Index coding via linear programming

TL;DR

This paper introduces a linear programming approach to analyze and approximate the broadcast rate in Index Coding, providing polynomial algorithms and exact values for specific graph classes, thus advancing understanding of the problem's complexity and bounds.

Contribution

It presents a direct linear programming method for analyzing the broadcast rate, enabling polynomial-time approximation and exact recognition of certain instances, which was previously unresolved.

Findings

Polynomial-time algorithm approximates the broadcast rate within a nontrivial factor.

Polynomial-time decision procedure identifies instances with broadcast rate 2.

Exact broadcast rate determined for various Cayley graph classes.

Abstract

Index Coding has received considerable attention recently motivated in part by real-world applications and in part by its connection to Network Coding.
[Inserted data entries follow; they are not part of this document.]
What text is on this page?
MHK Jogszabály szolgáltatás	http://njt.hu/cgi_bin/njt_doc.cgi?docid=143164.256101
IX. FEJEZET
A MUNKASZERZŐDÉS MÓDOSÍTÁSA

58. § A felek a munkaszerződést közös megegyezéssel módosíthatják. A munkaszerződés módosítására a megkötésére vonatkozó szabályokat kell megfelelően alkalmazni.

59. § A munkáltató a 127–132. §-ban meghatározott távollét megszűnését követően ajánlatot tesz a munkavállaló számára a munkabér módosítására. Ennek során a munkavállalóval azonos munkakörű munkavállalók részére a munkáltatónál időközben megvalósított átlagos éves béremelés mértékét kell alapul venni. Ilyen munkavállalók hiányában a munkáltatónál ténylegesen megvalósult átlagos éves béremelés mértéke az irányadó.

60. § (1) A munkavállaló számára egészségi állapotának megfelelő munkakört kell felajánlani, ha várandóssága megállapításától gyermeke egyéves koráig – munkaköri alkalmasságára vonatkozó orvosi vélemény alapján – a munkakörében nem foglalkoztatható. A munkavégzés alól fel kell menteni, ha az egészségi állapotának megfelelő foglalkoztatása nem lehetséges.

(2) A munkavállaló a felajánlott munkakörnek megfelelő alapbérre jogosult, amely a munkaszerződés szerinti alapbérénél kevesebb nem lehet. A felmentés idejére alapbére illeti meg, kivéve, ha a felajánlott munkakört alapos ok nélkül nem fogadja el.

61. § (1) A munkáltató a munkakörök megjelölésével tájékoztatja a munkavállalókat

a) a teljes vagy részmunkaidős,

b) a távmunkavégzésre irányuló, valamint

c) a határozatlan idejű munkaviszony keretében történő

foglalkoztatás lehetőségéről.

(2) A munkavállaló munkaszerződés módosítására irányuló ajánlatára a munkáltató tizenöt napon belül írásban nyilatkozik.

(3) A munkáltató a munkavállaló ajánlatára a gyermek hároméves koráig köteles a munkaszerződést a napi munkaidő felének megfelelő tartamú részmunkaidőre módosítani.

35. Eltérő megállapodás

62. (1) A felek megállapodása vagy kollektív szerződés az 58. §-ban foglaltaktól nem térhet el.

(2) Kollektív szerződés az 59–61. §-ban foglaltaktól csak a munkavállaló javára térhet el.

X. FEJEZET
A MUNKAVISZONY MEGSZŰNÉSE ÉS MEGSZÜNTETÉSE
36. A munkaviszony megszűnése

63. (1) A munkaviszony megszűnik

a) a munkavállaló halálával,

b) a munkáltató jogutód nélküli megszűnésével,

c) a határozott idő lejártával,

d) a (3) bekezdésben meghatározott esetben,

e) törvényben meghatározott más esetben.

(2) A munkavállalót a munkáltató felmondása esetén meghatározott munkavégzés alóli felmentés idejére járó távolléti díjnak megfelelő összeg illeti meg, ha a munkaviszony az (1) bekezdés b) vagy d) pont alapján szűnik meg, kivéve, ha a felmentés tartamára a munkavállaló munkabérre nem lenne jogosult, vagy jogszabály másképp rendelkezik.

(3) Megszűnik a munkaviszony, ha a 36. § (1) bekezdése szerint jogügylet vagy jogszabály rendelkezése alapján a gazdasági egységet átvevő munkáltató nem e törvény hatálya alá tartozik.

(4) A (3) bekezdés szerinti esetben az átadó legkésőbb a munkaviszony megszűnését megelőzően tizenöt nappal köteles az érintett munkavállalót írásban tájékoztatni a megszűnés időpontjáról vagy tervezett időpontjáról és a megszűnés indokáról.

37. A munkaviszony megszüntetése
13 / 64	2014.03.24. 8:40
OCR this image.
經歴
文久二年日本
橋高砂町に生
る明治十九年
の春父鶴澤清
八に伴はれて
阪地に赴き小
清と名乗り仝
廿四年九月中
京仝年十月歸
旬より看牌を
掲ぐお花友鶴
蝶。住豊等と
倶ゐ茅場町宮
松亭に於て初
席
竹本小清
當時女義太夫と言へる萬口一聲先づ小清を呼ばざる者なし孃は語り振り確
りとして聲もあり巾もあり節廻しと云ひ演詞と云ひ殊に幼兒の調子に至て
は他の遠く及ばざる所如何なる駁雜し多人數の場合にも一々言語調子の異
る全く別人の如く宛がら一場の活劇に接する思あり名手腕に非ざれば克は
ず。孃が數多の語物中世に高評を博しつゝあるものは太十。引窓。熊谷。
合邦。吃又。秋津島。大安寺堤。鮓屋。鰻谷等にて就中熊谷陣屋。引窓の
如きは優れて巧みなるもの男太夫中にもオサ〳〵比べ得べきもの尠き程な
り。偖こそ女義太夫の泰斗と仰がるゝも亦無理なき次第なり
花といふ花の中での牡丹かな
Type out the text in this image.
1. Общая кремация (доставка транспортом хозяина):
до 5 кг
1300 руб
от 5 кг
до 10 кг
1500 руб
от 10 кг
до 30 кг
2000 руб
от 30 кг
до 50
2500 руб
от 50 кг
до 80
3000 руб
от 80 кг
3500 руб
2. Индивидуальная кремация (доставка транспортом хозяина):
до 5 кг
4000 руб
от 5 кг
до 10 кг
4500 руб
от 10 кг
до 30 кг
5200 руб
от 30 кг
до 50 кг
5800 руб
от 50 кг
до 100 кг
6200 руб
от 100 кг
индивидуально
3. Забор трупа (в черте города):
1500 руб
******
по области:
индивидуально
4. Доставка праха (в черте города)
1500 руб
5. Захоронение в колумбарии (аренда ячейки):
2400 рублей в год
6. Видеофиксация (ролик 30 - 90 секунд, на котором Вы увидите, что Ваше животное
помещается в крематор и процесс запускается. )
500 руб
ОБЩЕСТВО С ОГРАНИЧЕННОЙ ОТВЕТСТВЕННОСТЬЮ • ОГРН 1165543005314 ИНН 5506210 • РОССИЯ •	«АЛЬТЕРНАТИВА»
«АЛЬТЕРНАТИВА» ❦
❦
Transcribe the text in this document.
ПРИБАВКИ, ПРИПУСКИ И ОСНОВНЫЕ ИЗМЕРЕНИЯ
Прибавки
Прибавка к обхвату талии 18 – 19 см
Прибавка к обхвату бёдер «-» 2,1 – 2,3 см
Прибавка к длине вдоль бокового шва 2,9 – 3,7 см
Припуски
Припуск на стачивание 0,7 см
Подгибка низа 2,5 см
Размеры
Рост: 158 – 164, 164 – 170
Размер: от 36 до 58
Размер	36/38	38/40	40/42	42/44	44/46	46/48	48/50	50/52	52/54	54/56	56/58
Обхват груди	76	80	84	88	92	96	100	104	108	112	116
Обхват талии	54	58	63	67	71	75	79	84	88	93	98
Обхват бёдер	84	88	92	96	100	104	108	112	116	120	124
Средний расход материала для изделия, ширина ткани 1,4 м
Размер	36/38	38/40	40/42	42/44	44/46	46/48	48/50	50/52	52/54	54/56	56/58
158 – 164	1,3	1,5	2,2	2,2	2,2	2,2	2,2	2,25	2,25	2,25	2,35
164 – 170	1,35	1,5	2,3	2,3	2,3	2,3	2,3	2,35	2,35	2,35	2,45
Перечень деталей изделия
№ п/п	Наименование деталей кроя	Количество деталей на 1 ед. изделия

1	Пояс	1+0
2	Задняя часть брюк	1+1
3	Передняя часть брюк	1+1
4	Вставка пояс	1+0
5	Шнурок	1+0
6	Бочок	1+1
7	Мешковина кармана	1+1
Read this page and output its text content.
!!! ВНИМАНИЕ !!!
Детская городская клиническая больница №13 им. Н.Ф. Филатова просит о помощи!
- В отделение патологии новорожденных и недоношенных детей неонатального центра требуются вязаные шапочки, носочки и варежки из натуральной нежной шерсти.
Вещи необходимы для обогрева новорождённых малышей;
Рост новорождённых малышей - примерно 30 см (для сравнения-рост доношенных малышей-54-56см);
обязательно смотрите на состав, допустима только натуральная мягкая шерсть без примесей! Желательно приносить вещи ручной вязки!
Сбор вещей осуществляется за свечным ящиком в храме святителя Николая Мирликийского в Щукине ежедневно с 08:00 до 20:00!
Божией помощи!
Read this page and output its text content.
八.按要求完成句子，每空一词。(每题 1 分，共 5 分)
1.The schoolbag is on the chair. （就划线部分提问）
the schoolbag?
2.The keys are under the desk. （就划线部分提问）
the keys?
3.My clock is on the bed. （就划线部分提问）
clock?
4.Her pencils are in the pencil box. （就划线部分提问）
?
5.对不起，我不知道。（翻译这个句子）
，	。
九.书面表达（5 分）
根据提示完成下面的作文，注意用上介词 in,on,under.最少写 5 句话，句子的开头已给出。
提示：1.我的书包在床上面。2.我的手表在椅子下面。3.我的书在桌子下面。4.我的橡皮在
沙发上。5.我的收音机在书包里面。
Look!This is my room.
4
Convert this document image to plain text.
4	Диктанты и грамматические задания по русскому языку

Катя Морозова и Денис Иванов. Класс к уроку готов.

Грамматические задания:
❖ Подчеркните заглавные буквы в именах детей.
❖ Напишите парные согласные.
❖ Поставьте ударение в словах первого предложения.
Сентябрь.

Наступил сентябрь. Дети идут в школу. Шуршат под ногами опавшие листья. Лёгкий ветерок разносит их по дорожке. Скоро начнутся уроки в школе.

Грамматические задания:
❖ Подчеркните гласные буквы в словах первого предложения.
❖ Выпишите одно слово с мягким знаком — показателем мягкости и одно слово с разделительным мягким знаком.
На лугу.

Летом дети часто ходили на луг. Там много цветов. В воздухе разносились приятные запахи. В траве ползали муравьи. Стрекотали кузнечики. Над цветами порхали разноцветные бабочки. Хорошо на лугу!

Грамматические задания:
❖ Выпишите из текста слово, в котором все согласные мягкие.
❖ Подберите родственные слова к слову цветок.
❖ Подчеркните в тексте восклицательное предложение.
The basic setting of Index Coding encodes the problem input as an undirected graph and the fundamental parameter is the broadcast rate $\beta$, the average communication cost per bit for sufficiently long messages (i.e. the non-linear vector capacity). Recent nontrivial bounds on $\beta$ were derived from the study of other Index Coding capacities (e.g. the scalar capacity $\beta_1$) by Bar-Yossef et al (2006), Lubetzky and Stav (2007) and Alon et al (2008). However, these indirect bounds shed little light on the behavior of $\beta$: there was no known polynomial-time algorithm for approximating $\beta$ in a general network to within a nontrivial (i.e. $o(n)$) factor, and the exact value of $\beta$ remained unknown for any graph where Index Coding is nontrivial. Our main contribution is a direct information-theoretic analysis of the broadcast rate $\beta$ using linear programs, in contrast to previous approaches that compared $\beta$ with graph-theoretic parameters. This allows us to resolve the aforementioned two open questions. We provide a polynomial-time algorithm with a nontrivial approximation ratio for computing $\beta$ in a general network along with a polynomial-time decision procedure for recognizing instances with $\beta=2$. In addition, we pinpoint $\beta$ precisely for various classes of graphs (e.g. for various Cayley graphs of cyclic groups) thereby simultaneously improving the previously known upper and lower bounds for these graphs. Via this approach we construct graphs where the difference between $\beta$ and its trivial lower bound is linear in the number of vertices and ones where $\beta$ is uniformly bounded while its upper bound derived from the naive encoding scheme is polynomially worse.